Apple's Safari has more security vulnerabilities than Google Chrome, Mozilla Firefox, Microsoft Edge and Internet Explorer combined, according to a new report from Google's Project Zero.
Using an automated testing tool called Domato, Project Zero's Ivan Fratric analyzed the most popular desktop browsers and discovered two security vulnerabilities in Chrome, four in Firefox and Internet Explorer, six in Edge and 17 in Safari.
The bugs were discovered by subjecting the browsers to about 100,000,000 iterations using Domato. Fratric notes that it "requires fuzzing at scale, but it is still well within the pay range of a determined attacker." The cost would be around $1,000 using the Google Compute Engine, when keeping the necessary resources in check.

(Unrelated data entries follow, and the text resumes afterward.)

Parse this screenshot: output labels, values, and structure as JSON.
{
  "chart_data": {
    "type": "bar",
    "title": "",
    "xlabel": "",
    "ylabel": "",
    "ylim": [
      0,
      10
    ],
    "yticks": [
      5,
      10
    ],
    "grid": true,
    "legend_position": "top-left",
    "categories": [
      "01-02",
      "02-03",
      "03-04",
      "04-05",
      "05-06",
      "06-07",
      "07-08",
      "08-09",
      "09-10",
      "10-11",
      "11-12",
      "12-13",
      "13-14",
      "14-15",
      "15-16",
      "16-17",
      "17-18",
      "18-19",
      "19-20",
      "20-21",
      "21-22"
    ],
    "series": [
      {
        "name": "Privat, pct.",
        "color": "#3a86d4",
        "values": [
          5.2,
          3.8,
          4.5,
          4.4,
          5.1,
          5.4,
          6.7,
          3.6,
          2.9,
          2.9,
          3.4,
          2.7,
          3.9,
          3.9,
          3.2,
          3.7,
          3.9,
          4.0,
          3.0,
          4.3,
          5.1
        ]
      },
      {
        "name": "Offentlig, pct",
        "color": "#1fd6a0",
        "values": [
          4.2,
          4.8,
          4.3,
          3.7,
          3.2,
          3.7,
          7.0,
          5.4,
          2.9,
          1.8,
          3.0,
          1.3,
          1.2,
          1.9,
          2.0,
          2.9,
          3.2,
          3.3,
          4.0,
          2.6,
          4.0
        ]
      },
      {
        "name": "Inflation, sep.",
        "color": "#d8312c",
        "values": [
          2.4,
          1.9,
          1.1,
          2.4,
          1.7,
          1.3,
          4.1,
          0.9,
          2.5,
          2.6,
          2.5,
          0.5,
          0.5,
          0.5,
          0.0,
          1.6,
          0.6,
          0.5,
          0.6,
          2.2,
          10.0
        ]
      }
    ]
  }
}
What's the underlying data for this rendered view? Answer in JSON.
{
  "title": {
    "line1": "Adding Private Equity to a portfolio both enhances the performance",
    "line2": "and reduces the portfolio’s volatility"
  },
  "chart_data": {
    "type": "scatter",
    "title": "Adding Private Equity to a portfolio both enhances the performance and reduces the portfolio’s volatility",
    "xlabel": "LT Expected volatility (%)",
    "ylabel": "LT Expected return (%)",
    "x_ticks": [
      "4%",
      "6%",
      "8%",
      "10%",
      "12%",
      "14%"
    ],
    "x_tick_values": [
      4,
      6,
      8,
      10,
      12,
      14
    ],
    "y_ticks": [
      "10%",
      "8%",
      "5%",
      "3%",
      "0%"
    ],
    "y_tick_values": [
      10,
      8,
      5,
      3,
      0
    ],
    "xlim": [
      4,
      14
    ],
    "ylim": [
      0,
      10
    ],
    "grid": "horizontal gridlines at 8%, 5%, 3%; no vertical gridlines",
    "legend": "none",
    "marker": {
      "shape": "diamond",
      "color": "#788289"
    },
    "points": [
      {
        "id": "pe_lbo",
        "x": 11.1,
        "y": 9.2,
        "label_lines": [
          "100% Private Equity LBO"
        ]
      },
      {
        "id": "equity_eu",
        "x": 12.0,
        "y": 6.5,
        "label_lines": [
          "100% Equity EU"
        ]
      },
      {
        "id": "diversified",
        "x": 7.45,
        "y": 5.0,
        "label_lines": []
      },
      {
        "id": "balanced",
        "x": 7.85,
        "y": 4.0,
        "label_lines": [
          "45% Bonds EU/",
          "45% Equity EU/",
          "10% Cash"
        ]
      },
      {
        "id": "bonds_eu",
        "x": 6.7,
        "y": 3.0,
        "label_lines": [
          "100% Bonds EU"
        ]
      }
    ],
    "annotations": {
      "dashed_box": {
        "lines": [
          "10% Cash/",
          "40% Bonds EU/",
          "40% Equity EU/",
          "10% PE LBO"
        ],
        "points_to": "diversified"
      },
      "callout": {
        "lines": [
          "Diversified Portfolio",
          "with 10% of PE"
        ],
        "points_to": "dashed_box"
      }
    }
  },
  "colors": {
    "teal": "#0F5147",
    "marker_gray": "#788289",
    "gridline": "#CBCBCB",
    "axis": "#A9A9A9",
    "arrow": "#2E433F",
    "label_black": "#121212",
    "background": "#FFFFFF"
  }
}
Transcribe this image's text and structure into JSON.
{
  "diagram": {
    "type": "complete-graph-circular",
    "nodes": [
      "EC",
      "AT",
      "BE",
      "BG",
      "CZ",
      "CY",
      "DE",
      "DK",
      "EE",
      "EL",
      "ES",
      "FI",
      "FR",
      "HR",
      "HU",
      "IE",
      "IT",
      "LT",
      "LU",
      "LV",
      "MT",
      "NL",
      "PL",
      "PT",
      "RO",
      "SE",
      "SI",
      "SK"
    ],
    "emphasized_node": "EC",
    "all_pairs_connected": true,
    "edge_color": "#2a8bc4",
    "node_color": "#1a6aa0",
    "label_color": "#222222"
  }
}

The test setup for the five browsers is not identical, however. Fratric does not definitively say whether this influences the results, but he does mention that, for instance, Safari was not tested on Apple hardware -- although the bugs were verified against a nightly build of ASAN WebKit on a Mac. What's more, all the browsers are available on Windows, which would have proved to be an equal testing ground, but instead a combination of operating systems and tools was chosen, like Linux, Windows Server 2012 R2, WebKitGTK+ and ClusterFuzz.
Explaining the results of this test, Fratric says that "Apple Safari is a clear outlier in the experiment with significantly higher number of bugs found. This is especially worrying given attackers’ interest in the platform as evidenced by the exploit prices and recent targeted attacks. It is also interesting to compare Safari’s results to Chrome’s, as until a couple of years ago, they were using the same DOM engine (WebKit). It appears that after the Blink/Webkit split either the number of bugs in Blink got significantly reduced or a significant number of bugs got introduced in the new WebKit code (or both)."
The security researcher goes on to stress the fact that this test focuses on a single component of the browsers, namely their DOM engine, and, as such, does not reflect how secure they are as a whole. Still, it is an interesting test, as, according to Fratric, "DOM engines have been one of the largest sources of web browser bugs."